The Flat Buyer Association order was cited with authority in all the above-quoted cases. However, each one provides a different rationale for reaching the same end-point. The interest of stakeholders and their differing nature seems instrumental in ordering project-wise CIRP. Furthermore, every project with its own distinct approving authority and financial institutions, has its peculiarities and realities, which need to be catered to individually.

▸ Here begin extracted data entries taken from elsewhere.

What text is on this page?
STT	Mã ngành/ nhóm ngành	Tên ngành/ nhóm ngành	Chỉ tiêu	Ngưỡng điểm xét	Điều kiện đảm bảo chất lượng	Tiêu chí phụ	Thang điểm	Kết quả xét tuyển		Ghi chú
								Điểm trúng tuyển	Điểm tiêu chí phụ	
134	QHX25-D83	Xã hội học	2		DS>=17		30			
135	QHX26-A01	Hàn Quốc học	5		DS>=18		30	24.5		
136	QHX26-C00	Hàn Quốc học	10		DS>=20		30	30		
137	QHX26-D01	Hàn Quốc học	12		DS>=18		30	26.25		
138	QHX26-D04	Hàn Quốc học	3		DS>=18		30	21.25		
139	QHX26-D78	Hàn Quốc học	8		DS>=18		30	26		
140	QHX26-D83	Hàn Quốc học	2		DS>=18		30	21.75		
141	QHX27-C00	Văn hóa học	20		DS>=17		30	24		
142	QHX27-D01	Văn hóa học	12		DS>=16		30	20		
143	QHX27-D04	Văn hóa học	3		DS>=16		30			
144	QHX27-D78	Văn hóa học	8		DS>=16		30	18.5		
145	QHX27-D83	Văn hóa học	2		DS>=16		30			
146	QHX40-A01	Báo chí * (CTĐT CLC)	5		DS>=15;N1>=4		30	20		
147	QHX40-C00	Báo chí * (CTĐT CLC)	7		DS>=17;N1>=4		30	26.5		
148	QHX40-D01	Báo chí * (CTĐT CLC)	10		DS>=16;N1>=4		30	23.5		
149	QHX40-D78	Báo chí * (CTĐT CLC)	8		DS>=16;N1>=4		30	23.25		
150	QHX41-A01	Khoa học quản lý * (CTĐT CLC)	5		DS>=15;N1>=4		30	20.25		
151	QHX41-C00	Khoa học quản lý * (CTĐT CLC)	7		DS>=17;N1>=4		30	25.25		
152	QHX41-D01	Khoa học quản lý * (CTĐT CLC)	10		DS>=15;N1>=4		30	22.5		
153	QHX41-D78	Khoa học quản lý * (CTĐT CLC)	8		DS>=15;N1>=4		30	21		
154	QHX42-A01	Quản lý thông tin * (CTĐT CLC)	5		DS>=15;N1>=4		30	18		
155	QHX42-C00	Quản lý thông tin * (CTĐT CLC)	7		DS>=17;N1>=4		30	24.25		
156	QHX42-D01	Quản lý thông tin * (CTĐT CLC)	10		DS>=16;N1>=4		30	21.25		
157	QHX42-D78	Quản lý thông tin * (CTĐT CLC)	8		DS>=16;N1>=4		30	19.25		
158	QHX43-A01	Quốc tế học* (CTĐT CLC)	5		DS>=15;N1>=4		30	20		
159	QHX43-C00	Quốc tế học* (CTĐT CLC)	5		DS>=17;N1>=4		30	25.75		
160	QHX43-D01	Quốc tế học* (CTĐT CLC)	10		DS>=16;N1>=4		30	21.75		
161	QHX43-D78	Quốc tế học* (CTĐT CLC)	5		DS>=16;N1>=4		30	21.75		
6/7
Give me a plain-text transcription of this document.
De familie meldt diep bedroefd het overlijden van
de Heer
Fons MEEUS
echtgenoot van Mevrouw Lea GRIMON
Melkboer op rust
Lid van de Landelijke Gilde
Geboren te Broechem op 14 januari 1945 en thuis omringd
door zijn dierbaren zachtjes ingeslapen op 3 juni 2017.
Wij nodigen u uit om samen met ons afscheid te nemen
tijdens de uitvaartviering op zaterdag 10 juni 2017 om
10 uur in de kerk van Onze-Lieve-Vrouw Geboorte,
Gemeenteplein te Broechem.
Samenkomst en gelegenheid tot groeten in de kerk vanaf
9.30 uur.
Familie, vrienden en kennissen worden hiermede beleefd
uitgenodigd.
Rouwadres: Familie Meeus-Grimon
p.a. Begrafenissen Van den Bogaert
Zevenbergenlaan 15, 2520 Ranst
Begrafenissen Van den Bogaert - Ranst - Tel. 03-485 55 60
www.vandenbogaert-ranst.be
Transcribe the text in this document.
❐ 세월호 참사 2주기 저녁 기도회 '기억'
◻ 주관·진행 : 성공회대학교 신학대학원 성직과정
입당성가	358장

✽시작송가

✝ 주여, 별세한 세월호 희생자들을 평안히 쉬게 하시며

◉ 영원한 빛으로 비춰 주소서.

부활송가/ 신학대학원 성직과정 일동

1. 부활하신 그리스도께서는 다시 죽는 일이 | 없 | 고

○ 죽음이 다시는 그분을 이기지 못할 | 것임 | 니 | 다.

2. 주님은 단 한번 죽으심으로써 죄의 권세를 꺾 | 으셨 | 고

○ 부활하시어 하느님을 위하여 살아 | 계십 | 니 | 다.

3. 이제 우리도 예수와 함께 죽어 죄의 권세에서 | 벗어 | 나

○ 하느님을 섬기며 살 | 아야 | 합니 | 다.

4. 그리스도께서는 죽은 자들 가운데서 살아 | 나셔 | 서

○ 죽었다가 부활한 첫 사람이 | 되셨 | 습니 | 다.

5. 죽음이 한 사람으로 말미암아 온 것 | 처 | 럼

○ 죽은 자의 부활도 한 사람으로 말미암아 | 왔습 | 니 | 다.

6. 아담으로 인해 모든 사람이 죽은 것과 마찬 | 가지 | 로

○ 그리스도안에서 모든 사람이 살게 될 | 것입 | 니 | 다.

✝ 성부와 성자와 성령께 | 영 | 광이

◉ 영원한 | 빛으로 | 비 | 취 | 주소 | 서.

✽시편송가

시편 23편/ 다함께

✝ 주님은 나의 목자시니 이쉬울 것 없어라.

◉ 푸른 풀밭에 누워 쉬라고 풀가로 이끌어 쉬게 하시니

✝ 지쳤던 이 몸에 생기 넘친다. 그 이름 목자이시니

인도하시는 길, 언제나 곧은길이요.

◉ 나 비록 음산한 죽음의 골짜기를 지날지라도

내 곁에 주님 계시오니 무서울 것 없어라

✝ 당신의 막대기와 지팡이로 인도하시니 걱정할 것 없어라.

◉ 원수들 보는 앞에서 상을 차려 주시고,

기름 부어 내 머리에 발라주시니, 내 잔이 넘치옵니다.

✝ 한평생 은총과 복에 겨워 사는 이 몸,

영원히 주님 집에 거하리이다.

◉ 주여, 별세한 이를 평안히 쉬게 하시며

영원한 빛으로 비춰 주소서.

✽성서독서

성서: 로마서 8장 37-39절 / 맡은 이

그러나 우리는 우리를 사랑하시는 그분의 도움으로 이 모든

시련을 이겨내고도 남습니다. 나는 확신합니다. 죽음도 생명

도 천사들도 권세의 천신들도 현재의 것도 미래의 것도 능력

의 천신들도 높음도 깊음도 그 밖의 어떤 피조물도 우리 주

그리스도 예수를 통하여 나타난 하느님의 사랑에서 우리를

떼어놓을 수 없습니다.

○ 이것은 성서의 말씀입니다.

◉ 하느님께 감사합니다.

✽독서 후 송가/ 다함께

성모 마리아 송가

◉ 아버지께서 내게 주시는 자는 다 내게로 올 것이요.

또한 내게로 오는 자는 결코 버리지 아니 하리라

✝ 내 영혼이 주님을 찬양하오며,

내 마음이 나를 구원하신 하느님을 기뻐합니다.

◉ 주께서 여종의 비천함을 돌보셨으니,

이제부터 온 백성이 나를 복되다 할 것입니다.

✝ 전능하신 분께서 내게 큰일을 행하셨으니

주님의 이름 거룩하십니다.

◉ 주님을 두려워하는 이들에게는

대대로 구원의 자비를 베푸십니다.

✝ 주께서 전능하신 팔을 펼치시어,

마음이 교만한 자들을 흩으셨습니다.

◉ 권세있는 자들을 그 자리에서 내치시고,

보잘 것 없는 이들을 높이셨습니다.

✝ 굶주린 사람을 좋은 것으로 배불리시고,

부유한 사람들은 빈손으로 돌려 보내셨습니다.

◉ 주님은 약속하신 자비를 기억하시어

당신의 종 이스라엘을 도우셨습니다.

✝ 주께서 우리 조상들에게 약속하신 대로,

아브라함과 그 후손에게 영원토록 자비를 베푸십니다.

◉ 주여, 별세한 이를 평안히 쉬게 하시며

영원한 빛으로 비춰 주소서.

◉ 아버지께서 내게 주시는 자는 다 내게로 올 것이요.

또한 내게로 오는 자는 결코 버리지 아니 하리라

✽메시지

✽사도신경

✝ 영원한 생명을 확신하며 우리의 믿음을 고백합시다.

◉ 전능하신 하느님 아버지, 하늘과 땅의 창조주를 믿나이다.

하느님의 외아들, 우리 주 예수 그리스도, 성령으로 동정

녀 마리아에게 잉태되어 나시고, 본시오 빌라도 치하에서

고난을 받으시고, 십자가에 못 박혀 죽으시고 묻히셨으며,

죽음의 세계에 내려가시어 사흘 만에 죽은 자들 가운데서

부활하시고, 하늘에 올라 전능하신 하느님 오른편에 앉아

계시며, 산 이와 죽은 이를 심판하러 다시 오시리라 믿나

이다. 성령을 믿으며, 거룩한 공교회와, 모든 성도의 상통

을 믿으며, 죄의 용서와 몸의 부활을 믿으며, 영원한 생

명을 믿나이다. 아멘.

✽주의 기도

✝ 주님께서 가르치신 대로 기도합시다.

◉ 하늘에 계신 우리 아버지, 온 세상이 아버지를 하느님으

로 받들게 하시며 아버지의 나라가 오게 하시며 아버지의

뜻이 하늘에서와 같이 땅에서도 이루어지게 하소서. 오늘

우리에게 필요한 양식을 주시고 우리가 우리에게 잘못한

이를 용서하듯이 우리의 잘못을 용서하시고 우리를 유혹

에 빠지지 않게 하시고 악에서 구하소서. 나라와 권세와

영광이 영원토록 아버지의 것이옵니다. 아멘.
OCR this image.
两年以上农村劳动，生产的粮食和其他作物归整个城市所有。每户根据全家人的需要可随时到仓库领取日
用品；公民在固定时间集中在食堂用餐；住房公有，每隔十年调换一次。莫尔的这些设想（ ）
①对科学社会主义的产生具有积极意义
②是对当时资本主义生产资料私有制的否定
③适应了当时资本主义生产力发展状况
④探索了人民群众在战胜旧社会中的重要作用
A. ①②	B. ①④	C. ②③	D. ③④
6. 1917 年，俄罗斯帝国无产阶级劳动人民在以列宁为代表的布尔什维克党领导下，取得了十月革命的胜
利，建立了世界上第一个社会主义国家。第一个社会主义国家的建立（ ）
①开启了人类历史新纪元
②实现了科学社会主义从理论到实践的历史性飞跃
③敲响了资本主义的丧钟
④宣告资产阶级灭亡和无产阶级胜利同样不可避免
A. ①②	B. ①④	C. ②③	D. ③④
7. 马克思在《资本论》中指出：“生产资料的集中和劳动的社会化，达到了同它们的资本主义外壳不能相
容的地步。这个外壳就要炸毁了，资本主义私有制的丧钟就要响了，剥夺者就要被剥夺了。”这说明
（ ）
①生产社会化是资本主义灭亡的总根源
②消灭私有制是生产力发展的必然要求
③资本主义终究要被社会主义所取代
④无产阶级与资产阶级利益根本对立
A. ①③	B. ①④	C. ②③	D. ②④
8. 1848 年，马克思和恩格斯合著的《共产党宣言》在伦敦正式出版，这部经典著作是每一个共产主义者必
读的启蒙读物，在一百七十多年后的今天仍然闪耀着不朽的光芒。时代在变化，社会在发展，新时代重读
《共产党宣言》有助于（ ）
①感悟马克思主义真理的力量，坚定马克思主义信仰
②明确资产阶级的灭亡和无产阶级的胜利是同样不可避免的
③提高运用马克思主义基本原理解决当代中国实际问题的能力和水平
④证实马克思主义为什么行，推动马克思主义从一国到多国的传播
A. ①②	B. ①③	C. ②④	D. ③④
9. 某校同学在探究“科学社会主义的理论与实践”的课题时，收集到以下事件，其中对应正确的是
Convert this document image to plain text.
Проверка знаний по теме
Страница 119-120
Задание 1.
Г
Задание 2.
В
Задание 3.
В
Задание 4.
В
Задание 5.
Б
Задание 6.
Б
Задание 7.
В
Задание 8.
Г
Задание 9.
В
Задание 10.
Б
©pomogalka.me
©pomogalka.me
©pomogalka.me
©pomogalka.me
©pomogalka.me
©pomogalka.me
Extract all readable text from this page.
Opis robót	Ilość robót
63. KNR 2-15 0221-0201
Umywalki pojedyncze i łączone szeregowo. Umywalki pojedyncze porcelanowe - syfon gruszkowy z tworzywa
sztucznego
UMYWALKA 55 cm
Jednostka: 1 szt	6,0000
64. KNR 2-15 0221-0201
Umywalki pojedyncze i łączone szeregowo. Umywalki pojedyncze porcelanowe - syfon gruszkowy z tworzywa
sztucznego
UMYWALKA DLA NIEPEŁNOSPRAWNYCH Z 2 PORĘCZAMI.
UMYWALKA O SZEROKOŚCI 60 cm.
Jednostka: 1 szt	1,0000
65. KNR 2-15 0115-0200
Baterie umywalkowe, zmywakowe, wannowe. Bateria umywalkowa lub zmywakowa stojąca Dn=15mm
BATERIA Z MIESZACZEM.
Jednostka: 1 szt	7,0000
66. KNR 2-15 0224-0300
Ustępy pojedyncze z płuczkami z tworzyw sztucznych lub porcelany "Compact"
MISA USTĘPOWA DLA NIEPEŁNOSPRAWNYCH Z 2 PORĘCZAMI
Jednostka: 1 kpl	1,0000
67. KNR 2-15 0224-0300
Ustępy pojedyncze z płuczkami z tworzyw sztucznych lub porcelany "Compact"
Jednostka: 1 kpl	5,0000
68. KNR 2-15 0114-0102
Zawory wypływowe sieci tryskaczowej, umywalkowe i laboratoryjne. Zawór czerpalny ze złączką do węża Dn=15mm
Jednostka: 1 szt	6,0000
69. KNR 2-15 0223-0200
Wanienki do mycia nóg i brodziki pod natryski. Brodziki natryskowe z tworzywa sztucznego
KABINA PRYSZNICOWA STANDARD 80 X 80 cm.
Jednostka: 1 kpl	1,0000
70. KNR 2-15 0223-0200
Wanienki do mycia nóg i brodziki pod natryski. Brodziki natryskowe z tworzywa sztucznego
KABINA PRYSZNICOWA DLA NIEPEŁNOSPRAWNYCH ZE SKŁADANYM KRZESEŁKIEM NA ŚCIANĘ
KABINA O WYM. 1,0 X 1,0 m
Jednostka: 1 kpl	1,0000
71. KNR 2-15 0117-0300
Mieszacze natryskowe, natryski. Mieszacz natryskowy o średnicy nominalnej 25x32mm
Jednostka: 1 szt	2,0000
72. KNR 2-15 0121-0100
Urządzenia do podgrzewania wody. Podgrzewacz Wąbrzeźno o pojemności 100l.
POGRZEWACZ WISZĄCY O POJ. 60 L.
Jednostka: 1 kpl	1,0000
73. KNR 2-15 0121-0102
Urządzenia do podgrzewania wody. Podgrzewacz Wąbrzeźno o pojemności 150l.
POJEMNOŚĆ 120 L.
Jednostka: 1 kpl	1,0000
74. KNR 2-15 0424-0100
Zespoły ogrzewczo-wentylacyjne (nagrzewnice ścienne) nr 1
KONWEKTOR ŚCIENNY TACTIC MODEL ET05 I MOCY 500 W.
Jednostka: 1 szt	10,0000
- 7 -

Recent Amendments to the CIRP Regulations: Incorporating Project-wise CIRP


The IBBI recently amended the CIRP Regulations to inculcate project-wise CIRP into the IBC ecosystem. Through these amendments, the RP can now invite separate plans for separate projects of the real estate CD. The above-discussed judicial precedents were delivered before these amendments were made to the CIRP Regulation. Nonetheless, the factors and principles laid down in these case laws remain essential in deciphering the validity of project-wise CIRP in every case. Another potential issue that may arise due to this would be the lack of judicial review due to the decision to invite project-wise CIRP falling within the purview of commercial wisdom. It is crucial to note that, as per the recent amendments, the decision with regard to the invitation of separate resolution plans has to be necessarily approved by the CoC. This sanction of the CoC on the project-wise CIRP makes it a decision taken under the commercial wisdom of the CoC, which is largely immune from judicial review. This might give rise to challenges regarding the power of judicial bodies to examine the viability of project-wise CIRP in every case. Further, this would seem paradoxical because project-wise CIRP is a judicial creativity, and reducing the ambit of judicial review on this aspect is antithetical to its core.

 

Conclusion


Since the recent amendments to the CIRP Regulations, there has been no dispute with regard to the viability of project-wise CIRP to date. However, as highlighted earlier, a situation might arise where the commercial wisdom doctrine is evoked to oust the judicial review power of the tribunals/courts. In this light, the potential disputes with regard to the new provisions may be resolved in light of the afore-discussed decisions.